Web3 continues to dominate the technology headlines, with companies like Google building out their own web3-focused team and crypto, NFTs, and other blockchain-based applications continuing to grow in popularity. But looking past the excitement and continuing investments, how to keep web3 secure is a major topic of conversation. That’s why Tech in Motion brought in leaders in cyber security and web3 for a conversation, “Cybersecurity Risks and Advantages in Web3.” Moderated by podcaster/startup founder/author Sam Kamani, the panel included Security Incidents Expert at Certik Daniel Jen, Chief Security Architect at Walmart Ira Winkler, and web3 entrepreneur and Founder of Ecosis Christopher Muller and went over a variety of topics on the security and concerns of web3. Read below to see some of the highlights or watch the entire event below.
Web3 is the Future, but is the Future Now?
The reason for the excitement of web3 is not just what is going on currently, but for the possibility of what can be in the future, according to Muller. One of the advantages of web3 is that “the person is doing the data, owns the data.” This simple fact opens up other new technologies such as de-fi and decentralized autonomous organizations (or DAO) and can bring a whole different future in tech, one where the individual is in control, not large companies.
However, Winkler shared his concerns. “When everybody is in charge, no one is in charge,” he said. The current issue as history has shown, criminals will always find a way to exploit a system, no matter how secure it appears to be. With decentralization, one of the main tenants of web3 eliminates the financial motivation to fully secure and investigate issues, let alone the jurisdiction of those investigations.
Jen also shared his concerns about web3, especially how adding things to a blockchain differs from how things are currently done. Developers currently work by getting things out there, then patching things on the fly once bugs are noticed. In blockchain, it does not work that way. “Once you post a contract onto the chain, it is stuck to an address, there are no updates,” Jen explained. “It’s not easy to launch a patch…when you find a problem, that contract is vulnerable for life.” For users, Jen sees one of the bigger issues is the uncertainty of what web3 is. “Not everything on the blockchain is decentralized,” he said.
Moderator Sam Kamani agreed, saying, “Not everything in Web3 appears as you think it should.”
Staying Safe in the World of Web3
Despite the concerns of those in the field, there are paths to make the web3 experience as secure as possible. “A lot of this (web3 security issues) can be fixed through education, a lot of it can be fixed through redesign, but it’s going to take a lot of work,” said Jen. When choosing projects to back in web3, Muller discussed even if you aren’t the most tech-savvy, you can still do research to make sure what you’re putting your money into is legit. “You don’t need to get into the code (of a project), just research the team behind it. Research the ownership. Who is owning the smart contract,” Muller told the group. For those that are a bit more advanced, you can look at how the code is structured and see if the owner can transfer funds from wallets.

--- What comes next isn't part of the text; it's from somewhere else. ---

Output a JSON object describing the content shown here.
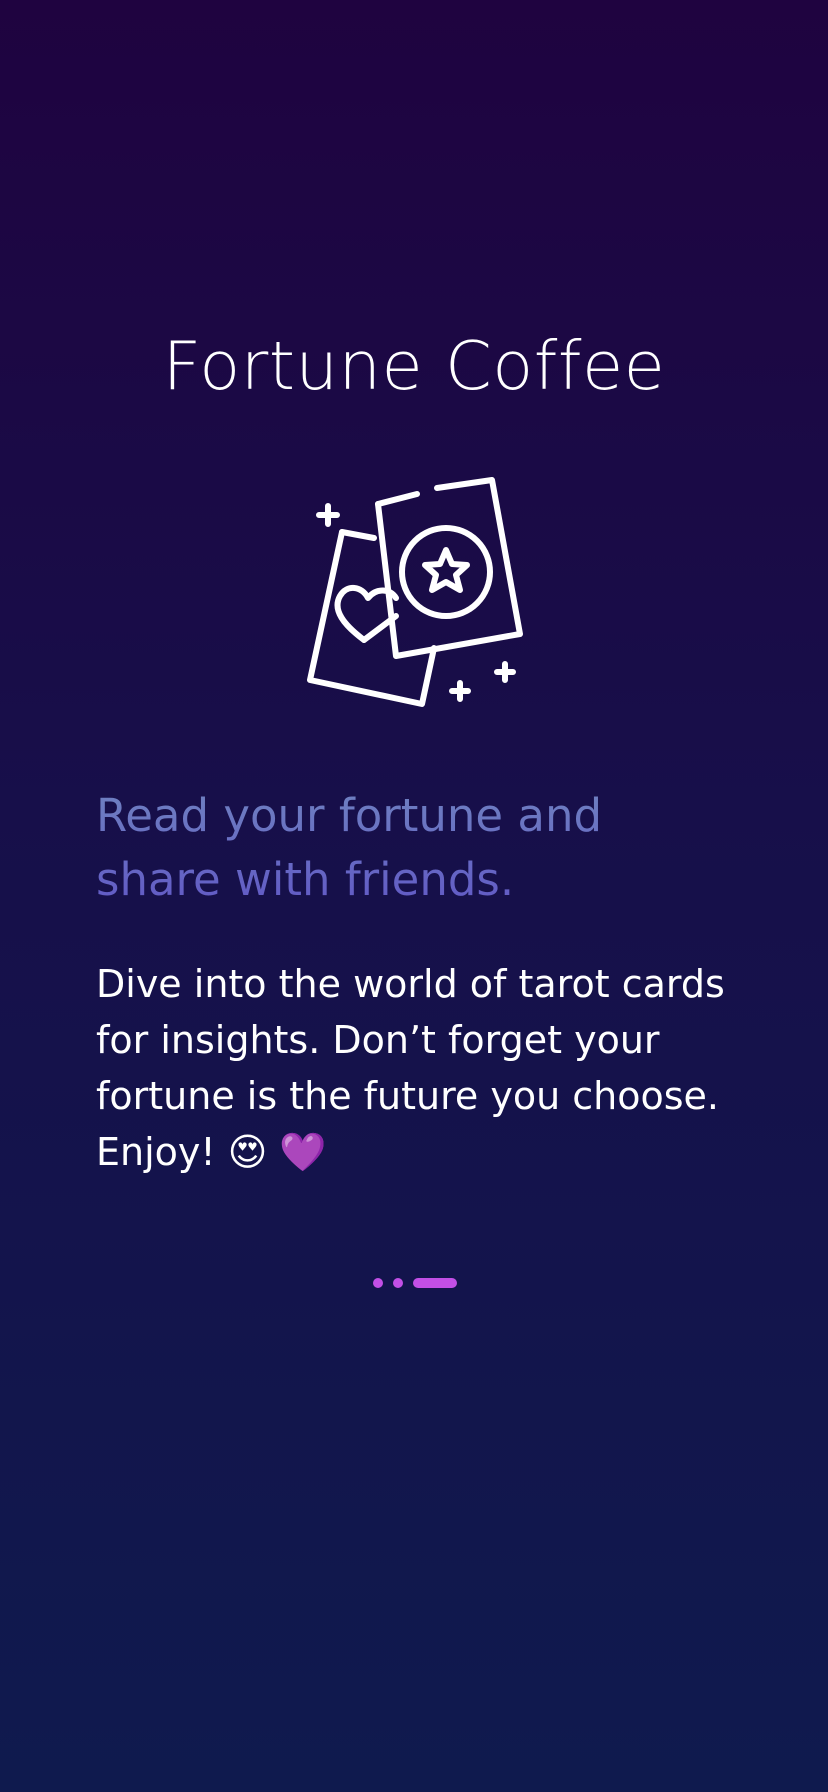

Finally, if a person is unsure about putting their money into any web3 enterprise, Muller said to just don’t. Don’t invest anything, don’t give away any of your info, but just keep an eye on projects that interest you, and see how they are doing before diving in.
Winkler agreed on doing the research when getting into web3. “There’s a lot of talk about encryption, do you really know what encryption is…Do you know what a public key is? Do you know how it works? Do you know what hashes are…Do you know why a hash is different theoretically than a blockchain and how verification works from one to another?” Winkler talked about learning the basics of the web3 world by going into things like Google Scholar to look at the underlying technologies. When looking at companies, Winkler took a free-market approach, saying the better use-cases will rise to the top of the industry, and with that rise brings more reference sources.
Getting back to the basics of security was advice everyone on the panel agreed on, with Kamani commenting that so many of the web3 hacks we’ve seen in the news have been phishing scams that have been used since the 90s but now making an appearance in web3. Winkler encouraged everyone to use different passwords and ID’s across the internet, as that is one of the main ways criminals can “hack” into your account. Computing power still isn’t at the point to hack encryptions, so right now much of the criminal activity is due to negligence of the individual. Finally, Muller stressed to never, ever share your crypto keys with anyone.